Australian Supreme Court Rules Covid Vaccine Mandates For Frontline Workers Unlawful

By Niamh Harris – The People’s Voice

supreme court queensland

A Queensland judge ruled this week that the COVID-19 vaccine mandate for frontline workers was unlawful.

The Covid vaccine mandates enforced on Queensland police and ambulance workers were declared “unlawful” in a landmark Supreme Court ruling.

Justice Glenn Martin of the Queensland Supreme Court found the Queensland Police Commissioner Katarina Carroll’s direction for mandatory Covid vaccination, issued in December 2021, to be unlawful under the Human Rights Act.

Dozens of Queensland Police Service (QPS) and Queensland Ambulance Service (QAS) staff challenged their workplace mandates in 2022.

The Daily Sceptic reports: A similar Covid vaccination order issued by the Director-General of Queensland Health at the time, John Wakefield, was determined to be “of no effect”, with enforcement of both mandates and any related disciplinary actions to be banned.

Justice Martin held that the Police Commissioner “did not consider the human rights ramifications” before issuing the Covid workplace vaccination directive within the Queensland Police Service (QPS).
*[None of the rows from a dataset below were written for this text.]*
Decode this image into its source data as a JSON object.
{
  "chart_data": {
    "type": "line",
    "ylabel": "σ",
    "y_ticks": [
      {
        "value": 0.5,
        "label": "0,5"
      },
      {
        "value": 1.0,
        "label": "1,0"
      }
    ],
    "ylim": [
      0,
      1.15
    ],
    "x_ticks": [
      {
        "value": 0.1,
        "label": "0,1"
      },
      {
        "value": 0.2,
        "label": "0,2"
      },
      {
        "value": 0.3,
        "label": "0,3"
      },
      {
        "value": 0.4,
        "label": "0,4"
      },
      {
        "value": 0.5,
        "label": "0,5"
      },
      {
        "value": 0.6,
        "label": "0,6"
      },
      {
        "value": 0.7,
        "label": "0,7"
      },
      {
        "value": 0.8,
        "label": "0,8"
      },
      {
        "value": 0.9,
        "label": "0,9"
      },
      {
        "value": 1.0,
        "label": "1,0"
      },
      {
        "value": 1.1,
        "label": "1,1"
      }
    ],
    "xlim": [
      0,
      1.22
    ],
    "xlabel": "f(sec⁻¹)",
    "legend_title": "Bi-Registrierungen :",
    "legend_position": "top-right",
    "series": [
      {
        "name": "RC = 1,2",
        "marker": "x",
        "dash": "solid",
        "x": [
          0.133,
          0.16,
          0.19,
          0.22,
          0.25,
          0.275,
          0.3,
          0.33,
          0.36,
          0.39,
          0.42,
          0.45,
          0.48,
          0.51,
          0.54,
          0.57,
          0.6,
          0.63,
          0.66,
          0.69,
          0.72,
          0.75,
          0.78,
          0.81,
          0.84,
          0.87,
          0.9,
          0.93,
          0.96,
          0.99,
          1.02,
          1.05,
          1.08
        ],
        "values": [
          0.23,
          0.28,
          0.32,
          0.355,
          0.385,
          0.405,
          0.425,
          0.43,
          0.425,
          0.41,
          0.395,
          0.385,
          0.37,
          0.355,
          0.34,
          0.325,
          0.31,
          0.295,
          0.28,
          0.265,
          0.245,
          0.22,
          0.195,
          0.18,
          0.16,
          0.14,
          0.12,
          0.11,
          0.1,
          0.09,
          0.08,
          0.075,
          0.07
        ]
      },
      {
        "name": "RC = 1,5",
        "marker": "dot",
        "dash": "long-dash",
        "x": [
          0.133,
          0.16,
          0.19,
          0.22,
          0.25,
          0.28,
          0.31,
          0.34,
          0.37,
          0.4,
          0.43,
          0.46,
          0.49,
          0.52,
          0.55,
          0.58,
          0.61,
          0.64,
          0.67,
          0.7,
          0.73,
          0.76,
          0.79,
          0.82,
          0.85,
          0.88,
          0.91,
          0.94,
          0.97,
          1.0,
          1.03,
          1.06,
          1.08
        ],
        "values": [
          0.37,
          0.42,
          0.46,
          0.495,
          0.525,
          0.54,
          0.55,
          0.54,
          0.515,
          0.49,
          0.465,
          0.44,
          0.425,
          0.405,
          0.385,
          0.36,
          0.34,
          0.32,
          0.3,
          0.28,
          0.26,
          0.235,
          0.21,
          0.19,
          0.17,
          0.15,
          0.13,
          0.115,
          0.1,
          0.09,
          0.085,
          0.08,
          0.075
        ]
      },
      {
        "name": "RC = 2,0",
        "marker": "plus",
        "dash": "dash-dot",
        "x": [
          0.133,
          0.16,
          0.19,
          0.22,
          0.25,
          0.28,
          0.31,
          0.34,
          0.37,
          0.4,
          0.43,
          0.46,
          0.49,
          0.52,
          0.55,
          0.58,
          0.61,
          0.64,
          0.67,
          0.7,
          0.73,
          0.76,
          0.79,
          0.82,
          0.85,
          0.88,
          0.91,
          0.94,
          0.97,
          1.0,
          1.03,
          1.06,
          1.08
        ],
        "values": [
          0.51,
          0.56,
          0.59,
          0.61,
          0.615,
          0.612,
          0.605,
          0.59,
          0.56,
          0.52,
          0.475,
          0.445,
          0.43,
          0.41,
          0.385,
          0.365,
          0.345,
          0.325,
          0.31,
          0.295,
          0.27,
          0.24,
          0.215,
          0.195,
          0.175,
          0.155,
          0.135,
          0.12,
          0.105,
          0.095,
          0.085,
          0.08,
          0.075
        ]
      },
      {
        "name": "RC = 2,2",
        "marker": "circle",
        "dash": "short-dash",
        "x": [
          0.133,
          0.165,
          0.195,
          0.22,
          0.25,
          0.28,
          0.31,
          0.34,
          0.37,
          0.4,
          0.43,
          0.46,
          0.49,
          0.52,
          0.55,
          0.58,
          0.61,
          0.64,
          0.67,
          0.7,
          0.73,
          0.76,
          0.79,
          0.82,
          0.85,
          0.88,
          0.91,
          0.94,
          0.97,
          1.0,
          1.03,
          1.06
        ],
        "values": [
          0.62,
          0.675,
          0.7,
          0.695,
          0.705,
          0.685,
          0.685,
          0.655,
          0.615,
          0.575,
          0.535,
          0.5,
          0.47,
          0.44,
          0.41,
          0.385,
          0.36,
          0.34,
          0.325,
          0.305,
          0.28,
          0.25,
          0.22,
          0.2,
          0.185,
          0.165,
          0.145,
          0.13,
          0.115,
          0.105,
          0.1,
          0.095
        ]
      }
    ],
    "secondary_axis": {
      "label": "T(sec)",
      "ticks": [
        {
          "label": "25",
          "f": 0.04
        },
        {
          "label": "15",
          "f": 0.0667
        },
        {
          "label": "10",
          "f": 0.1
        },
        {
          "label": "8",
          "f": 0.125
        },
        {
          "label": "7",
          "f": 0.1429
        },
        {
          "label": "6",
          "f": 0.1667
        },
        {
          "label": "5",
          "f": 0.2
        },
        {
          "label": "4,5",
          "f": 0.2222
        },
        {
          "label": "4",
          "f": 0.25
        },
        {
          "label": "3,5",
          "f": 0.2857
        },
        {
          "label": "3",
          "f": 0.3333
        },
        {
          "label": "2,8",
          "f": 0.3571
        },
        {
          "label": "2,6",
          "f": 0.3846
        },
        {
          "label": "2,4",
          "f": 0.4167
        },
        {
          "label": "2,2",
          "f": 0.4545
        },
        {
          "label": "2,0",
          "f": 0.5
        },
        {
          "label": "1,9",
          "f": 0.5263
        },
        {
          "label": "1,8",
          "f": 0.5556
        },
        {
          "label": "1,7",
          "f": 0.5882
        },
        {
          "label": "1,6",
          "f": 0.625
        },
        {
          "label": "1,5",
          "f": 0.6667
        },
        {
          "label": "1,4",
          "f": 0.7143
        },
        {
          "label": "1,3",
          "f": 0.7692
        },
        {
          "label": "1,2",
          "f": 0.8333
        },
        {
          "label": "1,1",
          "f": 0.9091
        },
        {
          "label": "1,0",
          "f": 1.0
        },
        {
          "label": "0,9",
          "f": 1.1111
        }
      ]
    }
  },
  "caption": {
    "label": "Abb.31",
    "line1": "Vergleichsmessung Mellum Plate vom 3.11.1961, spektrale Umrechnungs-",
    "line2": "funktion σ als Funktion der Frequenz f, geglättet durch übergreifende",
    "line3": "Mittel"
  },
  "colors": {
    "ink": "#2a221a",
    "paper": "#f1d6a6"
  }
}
While the Covid vaccination directive to Queensland Ambulance Service (QAS) workers was found to be lawful, Justice Martin said that the Director-General had failed to “establish that the direction he made is a term of employment of the applicants”.

Justice Martin chastised the Commissioner and the Director-General for their inflexibility in the implementation of vaccination directives and suggested that their actions were not properly supported by the evidence.

“Neither the Commissioner nor Dr. Wakefield gave close attention to the possible range of solutions. Each was presented with a proposal for mandatory vaccination with little in the way of well-developed critiques of alternative means of reducing illness and infection,” stated Justice Martin in the decision.

Moreover, justifications offered by the Commissioner and the Director-General for the workplace vaccination mandates, were “taken out of context” or “not supported by the evidence”, while modelling relied upon by the Commissioner was in fact “nothing of the sort”, said Justice Martin.

Tip of the iceberg?

The decision, which resolved three lawsuits brought by law firms Alexander Law and Sibley Lawyers, is the “tip of the iceberg”, said Bond University Associate Law Professor Wendy Bonyton.

Prof. Bonyton told the Australian: “There are other cases, based on similar grounds, similarly challenging the legitimacy of directions given during the pandemic. This one is interesting because it is the first one to go through… There will be more of these cases to come.”

Australian businessman and founder of the United Australia Party, Clive Palmer, who reportedly contributed between $2.5 to $3 million towards funding the lawsuits involving 74 police officers, civilian staff and paramedics, said he is considering further legal action following yesterday’s win.

“We could look at the class action for the ambulance workers and the police workers who have been subjected to harassment by their colleagues at the police department on the direction of the Government to try to drop this case,” he told the press outside the Brisbane Supreme Court after the decision was handed down.

Condemning the Government for its “coercion and bullying”, Palmer paid tribute to the police and healthcare workers for their “extreme courage” in resisting the Covid vaccine workplace directives.

“Unlawful”, but not a breach of human rights

Human rights lawyer Peter Fam, of Sydney law firm Maat’s Method, praised the Supreme Court decision.

“This decision will force future employers and Government officials to properly consider human rights when implementing vaccine directions in future, at least in Queensland where there is a Human Rights Act which obligates them to do so,” he told Dystopian Down Under.

Fam noted that Victoria and the Australian Capital Territory have similar human rights legislation, but other states and territories do not.

However, Fam cautioned that the Court decision has an “ominous” caveat.

“They won because the Commissioner did not appropriately consider the human rights advice she received. However, the court also found that although each of the directions limited the workers’ rights to full, free and informed consent (under Section 17 of the Human Rights Act), the limit was reasonable in all the circumstances.

“So, if the Commissioner could have proved that she had considered the advice she received regarding human rights, her workplace vaccination directives would likely have been considered lawful.”

Fam gave his full assessment of the Supreme Court decision in a video published to his Substack today.

In a Senate hearing on February 1st of this year, Fam testified that a range of human rights were violated by vaccine mandates and other aspects of Australia’s pandemic response, which he said warranted investigation in a Covid Royal Commission.